What becomes clear online is something that has been true for a long time, but that Christians haven't always been good at acknowledging: the choices we make about who to spend time with, who to listen to, who to learn from as we continue to figure out what it means to be a Christian today, are always political. We can't possibly know all of the people whose lives are affected by our decisions. When we choose to care about some issues, we are choosing not to care about others; when we choose to ask what it means to love this person as our neighbour, we are choosing not to love that person.
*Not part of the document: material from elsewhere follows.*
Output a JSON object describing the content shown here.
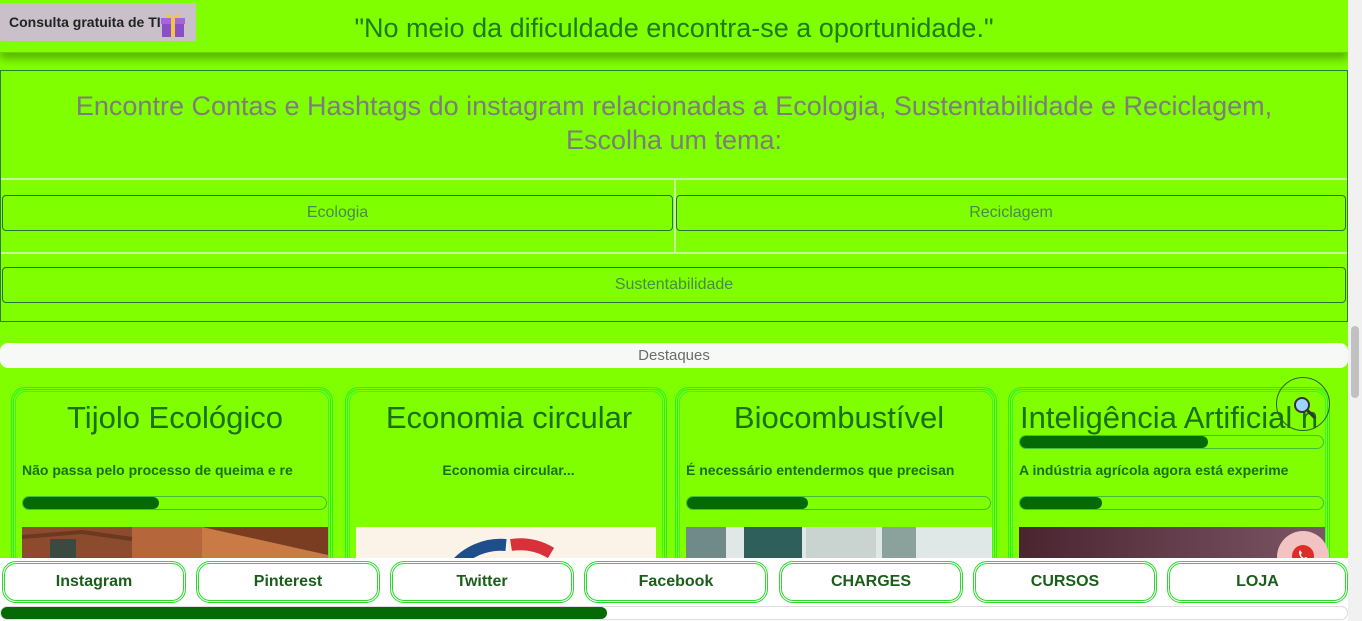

Evangelicalism has tended to prioritise individual people over social structures. It tends to be more concerned with people's personal relationships with Jesus than with the big systems that control all of our relationships with one another. It's much easier to care about the people who are right in front of us than it is to care about the people on the other side of the world who make the clothes we wear and the food we eat. And even when we do care about those people, it's all too easy to assume that we know what's best for them, without doing the hard work of listening to what they're saying. One of the best things about the internet is that it makes us harder for us to ignore the ways that our lives are caught up with the lives of other people around the world. The internet makes it harder to hold onto models of engaging with the world that assume we can love our neighbours without paying attention to what they really need or want.

Offline, we can sometimes convince ourselves that the whole world looks and thinks like we do. Online, it's harder: we keep rubbing up against people we know from years ago, people on the other side of the world, people who insist on intruding on the conversations we're having about them, to demand that we listen to their opinions. 
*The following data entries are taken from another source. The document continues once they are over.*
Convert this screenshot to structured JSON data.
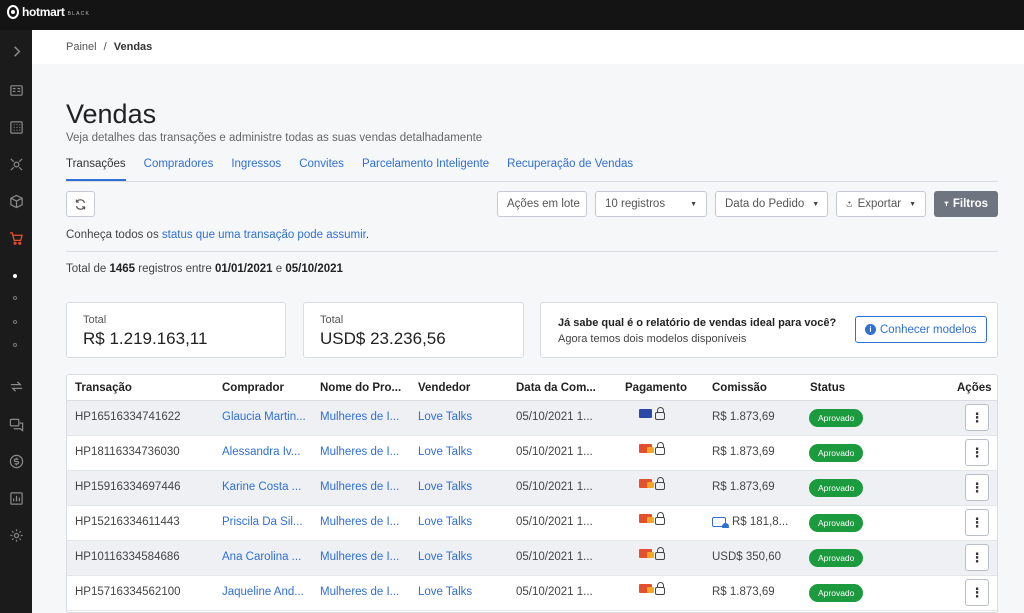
{
  "brand": {
    "name": "hotmart",
    "tier": "BLACK"
  },
  "breadcrumb": {
    "root": "Painel",
    "separator": "/",
    "current": "Vendas"
  },
  "page": {
    "title": "Vendas",
    "subtitle": "Veja detalhes das transações e administre todas as suas vendas detalhadamente"
  },
  "tabs": [
    {
      "label": "Transações",
      "active": true
    },
    {
      "label": "Compradores"
    },
    {
      "label": "Ingressos"
    },
    {
      "label": "Convites"
    },
    {
      "label": "Parcelamento Inteligente"
    },
    {
      "label": "Recuperação de Vendas"
    }
  ],
  "toolbar": {
    "bulk_actions": "Ações em lote",
    "page_size": "10 registros",
    "sort_by": "Data do Pedido",
    "export": "Exportar",
    "filters": "Filtros"
  },
  "status_note": {
    "prefix": "Conheça todos os",
    "link": "status que uma transação pode assumir",
    "suffix": "."
  },
  "summary": {
    "prefix": "Total de",
    "count": "1465",
    "middle": "registros entre",
    "start": "01/01/2021",
    "and": "e",
    "end": "05/10/2021"
  },
  "totals": [
    {
      "label": "Total",
      "value": "R$ 1.219.163,11"
    },
    {
      "label": "Total",
      "value": "USD$ 23.236,56"
    }
  ],
  "promo": {
    "question": "Já sabe qual é o relatório de vendas ideal para você?",
    "text": "Agora temos dois modelos disponíveis",
    "button": "Conhecer modelos"
  },
  "table": {
    "columns": [
      "Transação",
      "Comprador",
      "Nome do Pro...",
      "Vendedor",
      "Data da Com...",
      "Pagamento",
      "Comissão",
      "Status",
      "Ações"
    ],
    "rows": [
      {
        "transaction": "HP16516334741622",
        "buyer": "Glaucia Martin...",
        "product": "Mulheres de I...",
        "seller": "Love Talks",
        "date": "05/10/2021 1...",
        "payment": "visa",
        "commission": "R$ 1.873,69",
        "status": "Aprovado"
      },
      {
        "transaction": "HP18116334736030",
        "buyer": "Alessandra Iv...",
        "product": "Mulheres de I...",
        "seller": "Love Talks",
        "date": "05/10/2021 1...",
        "payment": "mastercard",
        "commission": "R$ 1.873,69",
        "status": "Aprovado"
      },
      {
        "transaction": "HP15916334697446",
        "buyer": "Karine Costa ...",
        "product": "Mulheres de I...",
        "seller": "Love Talks",
        "date": "05/10/2021 1...",
        "payment": "mastercard",
        "commission": "R$ 1.873,69",
        "status": "Aprovado"
      },
      {
        "transaction": "HP15216334611443",
        "buyer": "Priscila Da Sil...",
        "product": "Mulheres de I...",
        "seller": "Love Talks",
        "date": "05/10/2021 1...",
        "payment": "mastercard",
        "commission": "R$ 181,8...",
        "status": "Aprovado",
        "commission_icon": true
      },
      {
        "transaction": "HP10116334584686",
        "buyer": "Ana Carolina ...",
        "product": "Mulheres de I...",
        "seller": "Love Talks",
        "date": "05/10/2021 1...",
        "payment": "mastercard",
        "commission": "USD$ 350,60",
        "status": "Aprovado"
      },
      {
        "transaction": "HP15716334562100",
        "buyer": "Jaqueline And...",
        "product": "Mulheres de I...",
        "seller": "Love Talks",
        "date": "05/10/2021 1...",
        "payment": "mastercard",
        "commission": "R$ 1.873,69",
        "status": "Aprovado"
      }
    ],
    "row_menu": "⋮"
  },
  "colors": {
    "accent": "#2f6fd6",
    "approved": "#1c9a3e",
    "active_nav": "#e4502e"
  }
}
We can choose to shut ourselves off from those opportunities to listen to unfamiliar voices if we want. We can build an online world for ourselves that's as gentrified or homogenous as the physical neighbourhoods we increasingly live in. We can keep talking about the poor and the needy as though they're helpless, voiceless victims who just need us to condescend to help them. We can surround ourselves with people who look like us, talk like us, think like us. Or we can take up the opportunities that the online world offers us like nothing else: to listen to and learn from people whose lives are even more different to ours than the life of the Samaritan was to the lives of the respectable religious people of Jesus' day. Maybe if we do that, we start to learn who we are, and what it means to love our neighbour in a complicated, connected world; in a world where Christianity is always political, where we have to make decisions about who we stop to help, and where we might find that the neighbour who saves our life is the very person we once looked down on.